Review Rating
With the October 2004 review, we began rating the books on the basis of one to four trowels;
one trowel= don’t bother, to four trowels= run right out to your local book store and buy the hard cover!
The Painted Queen by Elizabeth Peters; Joan Hess
Reviewed on: September 1, 2017
HarperCollins Publishers: New York
2017 (HC)
In 2013 mystery novel readers and Egyptologists around the globe mourned the passing of Barbara Mertz, who under the pen name of Elizabeth Peters, wrote some of the most cherished stories of the late 20th and early 21st centuries. Without a doubt her most beloved creation was Amelia Peabody, the intrepid and thoroughly eccentric heroine of nineteen novels that followed her exploits and those of her family in the Egypt of the Victorian and Edwardian eras. For years there had been rumors of an Amelia Peabody suspense novel left incomplete at the time of Elizabeth Peters’ death, but the fits and starts of publication dates left many fans doubting that the novel, if it truly ever existed, would see the Late of day. Then, in late July of 2017, The Painted Queen, under the co-authorship of the late Elizabeth Peters and mystery novelist Joan Hess (author of the well-regarded Claire Malloy and Maggody Mysteries) hit the book stores!
Reading The Painted Queen was like meeting an old, long-absent friend for a good cup of coffee and a long chat. While the original nineteen novels spanned the years 1884 to 1922, The Painted Queen takes place in 1912 (and is thus one of the “lost” journals of Amelia Peabody Emerson).
Radcliffe Emerson, otherwise referred to as “Emerson” by his wife Amelia (otherwise referred to as “Peabody” by her husband, is requested by Gaston Maspero, Director of the Service des Antiquities, in Cairo to assume control of an important excavation at Amarna, the royal capital of Akhenaten, the “heretic king” whose seventeen year reign ended with his death in 1136 B.C. The dig had been directed by famed German archaeologist Ludwig Borchardt, who had returned to Germany for an extended period of time. His understudy, Morgenstern, had assumed control of the dig, and because he was exhibiting some very strange behavior, thus putting the project at some risk, Maspero wished Emerson to step in. An important element of the Amarna excavation was the discovery of the workshop of Thutmose, the official court sculptor of Akhenaten and Emerson, the most accomplished Egyptologist “of this or any other century,” according to Peabody, unearths the composite head of an elegant statue and wonders whether it might be the likeness of Nefertiti, Akhenaten’s queen.
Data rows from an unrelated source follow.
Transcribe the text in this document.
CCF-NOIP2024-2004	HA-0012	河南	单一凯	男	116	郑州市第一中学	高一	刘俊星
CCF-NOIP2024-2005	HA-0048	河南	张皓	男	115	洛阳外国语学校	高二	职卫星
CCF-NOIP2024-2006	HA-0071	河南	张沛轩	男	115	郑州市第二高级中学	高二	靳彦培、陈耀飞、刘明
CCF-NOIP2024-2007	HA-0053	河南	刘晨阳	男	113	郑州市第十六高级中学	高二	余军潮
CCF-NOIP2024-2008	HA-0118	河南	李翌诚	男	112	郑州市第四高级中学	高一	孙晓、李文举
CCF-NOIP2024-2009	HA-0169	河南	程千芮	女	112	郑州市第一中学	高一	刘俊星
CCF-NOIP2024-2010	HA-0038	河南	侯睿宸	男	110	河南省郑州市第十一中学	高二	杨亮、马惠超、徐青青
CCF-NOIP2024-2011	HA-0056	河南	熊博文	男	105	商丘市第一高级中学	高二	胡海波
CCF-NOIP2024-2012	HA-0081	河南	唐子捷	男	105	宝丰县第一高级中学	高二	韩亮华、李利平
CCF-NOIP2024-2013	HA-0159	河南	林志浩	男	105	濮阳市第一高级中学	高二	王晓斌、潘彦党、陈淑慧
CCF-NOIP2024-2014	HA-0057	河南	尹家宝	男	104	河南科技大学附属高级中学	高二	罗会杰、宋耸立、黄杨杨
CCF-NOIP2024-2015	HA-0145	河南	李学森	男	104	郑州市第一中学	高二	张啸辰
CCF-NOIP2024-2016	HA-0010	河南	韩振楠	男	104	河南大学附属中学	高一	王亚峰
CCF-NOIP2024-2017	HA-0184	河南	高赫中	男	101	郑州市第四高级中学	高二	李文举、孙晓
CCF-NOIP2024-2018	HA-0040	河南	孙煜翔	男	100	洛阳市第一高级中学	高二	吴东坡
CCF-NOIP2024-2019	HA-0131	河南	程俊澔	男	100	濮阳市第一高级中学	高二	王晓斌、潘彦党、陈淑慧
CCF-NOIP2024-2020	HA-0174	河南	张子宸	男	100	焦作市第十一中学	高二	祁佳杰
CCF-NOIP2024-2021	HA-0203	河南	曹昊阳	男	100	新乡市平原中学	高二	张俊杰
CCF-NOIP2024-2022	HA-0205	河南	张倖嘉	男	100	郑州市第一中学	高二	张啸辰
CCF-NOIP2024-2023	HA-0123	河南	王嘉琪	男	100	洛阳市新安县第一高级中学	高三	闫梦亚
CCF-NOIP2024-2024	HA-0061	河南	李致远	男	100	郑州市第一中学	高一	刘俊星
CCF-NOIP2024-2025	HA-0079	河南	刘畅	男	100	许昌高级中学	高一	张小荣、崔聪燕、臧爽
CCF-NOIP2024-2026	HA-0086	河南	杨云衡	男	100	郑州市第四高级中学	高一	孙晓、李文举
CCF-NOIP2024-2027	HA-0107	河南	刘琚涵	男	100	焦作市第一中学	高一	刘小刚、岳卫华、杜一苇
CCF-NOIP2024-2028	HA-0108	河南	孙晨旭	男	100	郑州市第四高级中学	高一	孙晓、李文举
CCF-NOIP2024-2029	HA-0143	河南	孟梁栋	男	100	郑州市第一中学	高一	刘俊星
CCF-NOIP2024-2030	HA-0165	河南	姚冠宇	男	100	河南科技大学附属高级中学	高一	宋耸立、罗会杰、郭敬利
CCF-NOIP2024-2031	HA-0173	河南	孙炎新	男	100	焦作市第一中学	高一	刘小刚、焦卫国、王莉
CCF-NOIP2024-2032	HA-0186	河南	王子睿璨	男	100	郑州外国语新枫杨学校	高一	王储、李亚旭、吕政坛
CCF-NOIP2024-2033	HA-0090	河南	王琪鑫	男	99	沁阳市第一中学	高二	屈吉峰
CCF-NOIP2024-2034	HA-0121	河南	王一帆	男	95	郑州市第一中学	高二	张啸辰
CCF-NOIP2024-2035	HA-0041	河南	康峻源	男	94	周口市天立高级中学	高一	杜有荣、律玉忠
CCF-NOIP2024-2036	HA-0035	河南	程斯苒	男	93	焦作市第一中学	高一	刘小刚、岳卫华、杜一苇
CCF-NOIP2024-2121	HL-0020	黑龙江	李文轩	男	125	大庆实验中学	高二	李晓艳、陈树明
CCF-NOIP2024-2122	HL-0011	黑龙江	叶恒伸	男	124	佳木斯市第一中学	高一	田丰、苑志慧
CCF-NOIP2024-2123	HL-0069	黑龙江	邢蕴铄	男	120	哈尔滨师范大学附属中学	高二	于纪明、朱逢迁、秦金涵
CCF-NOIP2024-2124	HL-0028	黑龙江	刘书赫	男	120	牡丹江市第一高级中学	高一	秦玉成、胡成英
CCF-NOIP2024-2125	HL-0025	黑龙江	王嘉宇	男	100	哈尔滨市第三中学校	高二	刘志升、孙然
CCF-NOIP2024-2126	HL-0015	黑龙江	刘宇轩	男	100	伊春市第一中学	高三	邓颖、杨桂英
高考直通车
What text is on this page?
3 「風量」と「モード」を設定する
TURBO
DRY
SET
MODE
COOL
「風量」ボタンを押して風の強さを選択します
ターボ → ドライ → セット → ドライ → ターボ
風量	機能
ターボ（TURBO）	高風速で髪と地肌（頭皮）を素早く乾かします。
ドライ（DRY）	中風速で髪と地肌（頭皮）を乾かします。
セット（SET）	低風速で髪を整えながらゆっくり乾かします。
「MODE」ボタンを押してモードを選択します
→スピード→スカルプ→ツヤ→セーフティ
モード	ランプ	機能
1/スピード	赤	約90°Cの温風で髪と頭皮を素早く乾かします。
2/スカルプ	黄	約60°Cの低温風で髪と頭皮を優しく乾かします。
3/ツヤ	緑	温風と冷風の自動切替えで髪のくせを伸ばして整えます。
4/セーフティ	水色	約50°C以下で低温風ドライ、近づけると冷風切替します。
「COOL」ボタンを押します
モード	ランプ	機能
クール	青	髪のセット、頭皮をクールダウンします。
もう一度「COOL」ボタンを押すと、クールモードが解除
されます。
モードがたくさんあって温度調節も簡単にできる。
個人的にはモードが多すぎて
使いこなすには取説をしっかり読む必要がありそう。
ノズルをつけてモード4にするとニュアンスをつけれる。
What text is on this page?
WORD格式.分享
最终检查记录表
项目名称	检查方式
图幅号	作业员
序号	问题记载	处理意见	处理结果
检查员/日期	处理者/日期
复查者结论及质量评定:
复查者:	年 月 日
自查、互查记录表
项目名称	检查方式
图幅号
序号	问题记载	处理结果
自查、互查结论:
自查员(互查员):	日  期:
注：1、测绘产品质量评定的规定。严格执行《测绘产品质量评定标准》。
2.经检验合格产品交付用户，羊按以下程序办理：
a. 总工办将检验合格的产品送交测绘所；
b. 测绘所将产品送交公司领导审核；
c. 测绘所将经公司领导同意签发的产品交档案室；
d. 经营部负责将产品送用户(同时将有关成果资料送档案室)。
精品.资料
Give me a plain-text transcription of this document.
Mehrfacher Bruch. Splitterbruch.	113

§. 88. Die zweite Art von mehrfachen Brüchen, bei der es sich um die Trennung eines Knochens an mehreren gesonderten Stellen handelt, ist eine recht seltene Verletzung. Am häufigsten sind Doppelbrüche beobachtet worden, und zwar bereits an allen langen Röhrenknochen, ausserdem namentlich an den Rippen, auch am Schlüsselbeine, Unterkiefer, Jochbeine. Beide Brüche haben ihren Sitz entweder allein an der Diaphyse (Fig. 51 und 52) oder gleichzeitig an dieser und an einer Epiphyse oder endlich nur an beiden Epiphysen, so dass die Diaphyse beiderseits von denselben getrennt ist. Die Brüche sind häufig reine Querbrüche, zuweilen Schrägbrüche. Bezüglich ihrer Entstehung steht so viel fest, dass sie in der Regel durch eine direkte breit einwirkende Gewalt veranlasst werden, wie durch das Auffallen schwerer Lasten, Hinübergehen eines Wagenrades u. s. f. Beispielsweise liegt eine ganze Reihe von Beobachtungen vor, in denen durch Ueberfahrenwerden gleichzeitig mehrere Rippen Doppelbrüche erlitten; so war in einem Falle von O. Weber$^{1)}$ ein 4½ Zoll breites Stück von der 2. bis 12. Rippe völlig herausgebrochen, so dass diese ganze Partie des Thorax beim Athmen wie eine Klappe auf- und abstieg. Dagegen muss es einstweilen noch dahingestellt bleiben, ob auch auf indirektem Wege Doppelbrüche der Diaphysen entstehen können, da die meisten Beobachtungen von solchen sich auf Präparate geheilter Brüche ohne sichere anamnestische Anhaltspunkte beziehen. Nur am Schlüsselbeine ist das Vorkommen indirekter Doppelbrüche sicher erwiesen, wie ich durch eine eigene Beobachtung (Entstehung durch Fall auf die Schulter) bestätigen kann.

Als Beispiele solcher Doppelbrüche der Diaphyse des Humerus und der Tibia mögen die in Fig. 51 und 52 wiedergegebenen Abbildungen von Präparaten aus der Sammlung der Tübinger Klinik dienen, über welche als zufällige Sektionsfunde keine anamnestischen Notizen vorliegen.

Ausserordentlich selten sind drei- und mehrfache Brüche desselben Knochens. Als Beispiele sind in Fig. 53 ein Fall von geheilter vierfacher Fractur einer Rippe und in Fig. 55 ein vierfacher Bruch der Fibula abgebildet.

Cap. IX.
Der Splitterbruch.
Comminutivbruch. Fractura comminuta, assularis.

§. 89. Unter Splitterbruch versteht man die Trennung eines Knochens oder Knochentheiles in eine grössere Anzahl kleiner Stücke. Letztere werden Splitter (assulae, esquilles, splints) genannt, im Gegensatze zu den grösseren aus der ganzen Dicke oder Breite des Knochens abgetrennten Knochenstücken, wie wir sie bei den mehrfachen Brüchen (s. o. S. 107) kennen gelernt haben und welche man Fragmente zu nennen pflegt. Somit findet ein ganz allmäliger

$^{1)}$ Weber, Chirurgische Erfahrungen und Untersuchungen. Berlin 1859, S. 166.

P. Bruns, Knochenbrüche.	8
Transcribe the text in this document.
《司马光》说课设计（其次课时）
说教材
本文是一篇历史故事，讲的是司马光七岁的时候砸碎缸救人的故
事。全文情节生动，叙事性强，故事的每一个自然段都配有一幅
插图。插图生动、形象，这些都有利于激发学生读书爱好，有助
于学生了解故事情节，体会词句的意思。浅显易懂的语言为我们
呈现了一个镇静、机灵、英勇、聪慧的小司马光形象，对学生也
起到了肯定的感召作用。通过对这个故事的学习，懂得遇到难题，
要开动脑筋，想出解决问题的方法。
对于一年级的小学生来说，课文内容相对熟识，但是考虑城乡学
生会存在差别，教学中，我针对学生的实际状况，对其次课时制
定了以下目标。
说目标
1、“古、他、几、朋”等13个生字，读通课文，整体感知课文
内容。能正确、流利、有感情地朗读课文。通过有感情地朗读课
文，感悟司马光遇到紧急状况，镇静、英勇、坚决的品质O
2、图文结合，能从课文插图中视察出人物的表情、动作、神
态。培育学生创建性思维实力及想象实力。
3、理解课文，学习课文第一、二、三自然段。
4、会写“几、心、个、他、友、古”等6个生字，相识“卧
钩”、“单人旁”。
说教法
Conventional archaeological history tells us that sometime in 1912, Ludwig Borchardt unearthed the breathtakingly magnificent bust of Nefertiti at Amarna and may or may not have smuggled it off to Germany. The Painted Queen, at long last, tells us the true tale of this iconic artifact, and the roles played by Emerson, Amelia Peabody and their son, the inimitable Ramses, in its discovery—and recovery! While the hunt for one of the most fabled artifacts in the history should be enough for any heroine to deal with, the indomitable Amelia Peabody and her posse of relatives and companions take on traffickers in fake antiquities, a plot involving German aggression in advance of the Great War, and the murderous actions of the Godwin brothers—Judas, Cromwell, Absalom, Guy and Flitworthy—who are bent on killing all members of the Emerson family!
It was with some real sadness that I turned the last page of The Painted Queen, knowing there would never be another Amelia Peabody adventure, told in that rollicking yet slyly subtle tongue-in-cheek style of Elizabeth Peters. But it is a worthy capstone to this treasured series. Four trowels for The Painted Queen—more if it were allowed!